Living in the city usually means experiencing diversity, and with Anthony Williams’ “Urban Nutcracker,” you can bring that to your holiday celebrations.
The “Urban Nutcracker” is Williams’ take on the 19th century classical ballet. It has a vast array of dance, ranging from classical ballet to hip-hop to urban tap to traditional Chinese.
“We have something for everyone,” said Williams, who grew up in Roxbury and Jamaica Plain and now runs the Tony Williams Dance Center on Amory Street.
Williams used the analogy of a Russian matryoshka doll to describe the show, which runs from Dec. 8 to 23 at the John Hancock Hall in the Back Bay. As with a matryoshka doll, which has smaller versions within itself, the show has a nestled diversity, from the cast to the music to the audience to the dance pieces, said Williams.
“It’s the only show of its kind,” he said.
Williams said the show is a full-scale production that competes with the big-time producers in the Boston.
Not only does his ballet show have diversity, so to does Williams’ life. He is the son of an interracial marriage. His father, an African-American from the South, met his mother in Italy during World War II. Williams was born in Naples and eventually moved into the Bromley-Heath housing development in 1954.
Williams said he was a lost 13-year-old kid who was in a youth street gang, getting into trouble and fights. He began taking the trolley from Centre Street downtown to the Boston Young Men’s Christian Union, similar to a YMCA, where he lifted weights and did gymnastics.
Many Russians there did ballet to improve their gymnastics and Williams followed suit. Williams said he was surrounded by mentors who talked to him about staying out of trouble and working hard. He said some of his friends where he grew up weren’t as fortunate as they continued to get in trouble.
Williams joined the Boston Ballet School and eventually the Boston Ballet Company. He would go on to dance professionally for 25 years. Williams founded BalletRox, a nonprofit ballet organization also headquartered on Amory Street, in 1996. And in 2001, he started his own ballet studio in Jamaica Plain.

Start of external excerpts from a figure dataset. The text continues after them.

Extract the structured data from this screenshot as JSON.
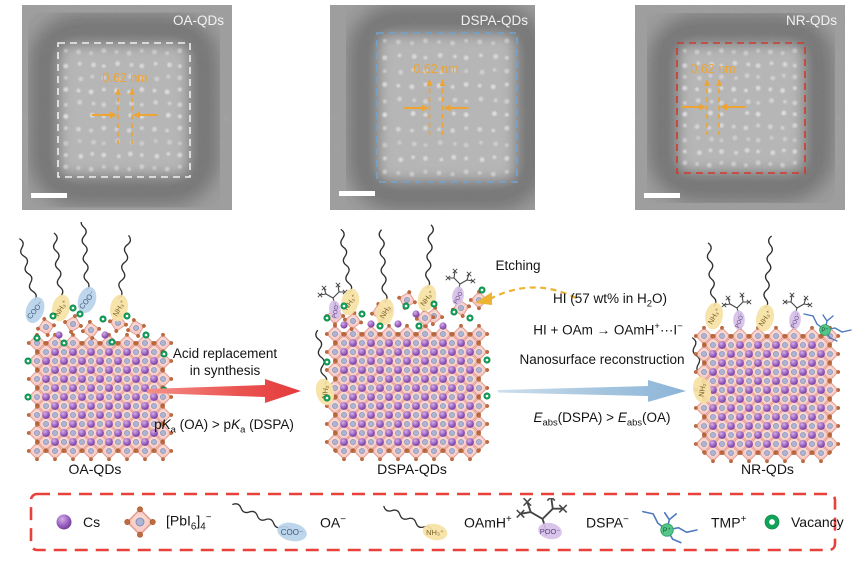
{
  "panels": [
    {
      "label": "OA-QDs",
      "annotation": "0.62 nm",
      "box_color": "#f0f0f0"
    },
    {
      "label": "DSPA-QDs",
      "annotation": "0.62 nm",
      "box_color": "#6fa3d2"
    },
    {
      "label": "NR-QDs",
      "annotation": "0.62 nm",
      "box_color": "#cf3a2e"
    }
  ],
  "annotation_color": "#eda433",
  "scheme": {
    "qd_labels": [
      "OA-QDs",
      "DSPA-QDs",
      "NR-QDs"
    ],
    "step1": {
      "title_line1": "Acid replacement",
      "title_line2": "in synthesis",
      "condition_html": "p<i>K</i><sub>a</sub> (OA) &gt; p<i>K</i><sub>a</sub> (DSPA)",
      "arrow_color": "#e64040"
    },
    "step2": {
      "etching_label": "Etching",
      "reagent_html": "HI (57 wt% in H<sub>2</sub>O)",
      "reaction_html": "HI + OAm → OAmH<sup>+</sup>···I<sup>−</sup>",
      "title": "Nanosurface reconstruction",
      "condition_html": "<i>E</i><sub>abs</sub>(DSPA) &gt; <i>E</i><sub>abs</sub>(OA)",
      "arrow_color": "#8fb6d9"
    },
    "pods": {
      "coo": "COO⁻",
      "nh3": "NH₃⁺",
      "nh2": "NH₂",
      "poo": "POO⁻",
      "p": "P⁺"
    }
  },
  "legend": {
    "border_color": "#e8413c",
    "items": [
      {
        "id": "cs",
        "label_html": "Cs"
      },
      {
        "id": "pbi6",
        "label_html": "[PbI<sub>6</sub>]<sub>4</sub><sup>−</sup>"
      },
      {
        "id": "oa",
        "label_html": "OA<sup>−</sup>"
      },
      {
        "id": "oamh",
        "label_html": "OAmH<sup>+</sup>"
      },
      {
        "id": "dspa",
        "label_html": "DSPA<sup>−</sup>"
      },
      {
        "id": "tmp",
        "label_html": "TMP<sup>+</sup>"
      },
      {
        "id": "vacancy",
        "label_html": "Vacancy"
      }
    ]
  }
}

Williams had tap dance and hip-hop teachers at his new studio, which brought in many men of color. Williams wanted to showcase that because it is unusual in dance, so he decided to have a show. Williams didn’t want to do the traditional “Nutcracker” because there were so many performances of it around the Boston area. That is when the “Urban Nutcracker” was born.
BalletRox has produced the show in years past, but Williams decided to have his own school produce it this year so he could take full control and preserve it for future generations. He noted that is a very expensive production and he wanted to make the show more of a business where it succeeded or failed based on the product.
“It’s more of a practical decision,” he said.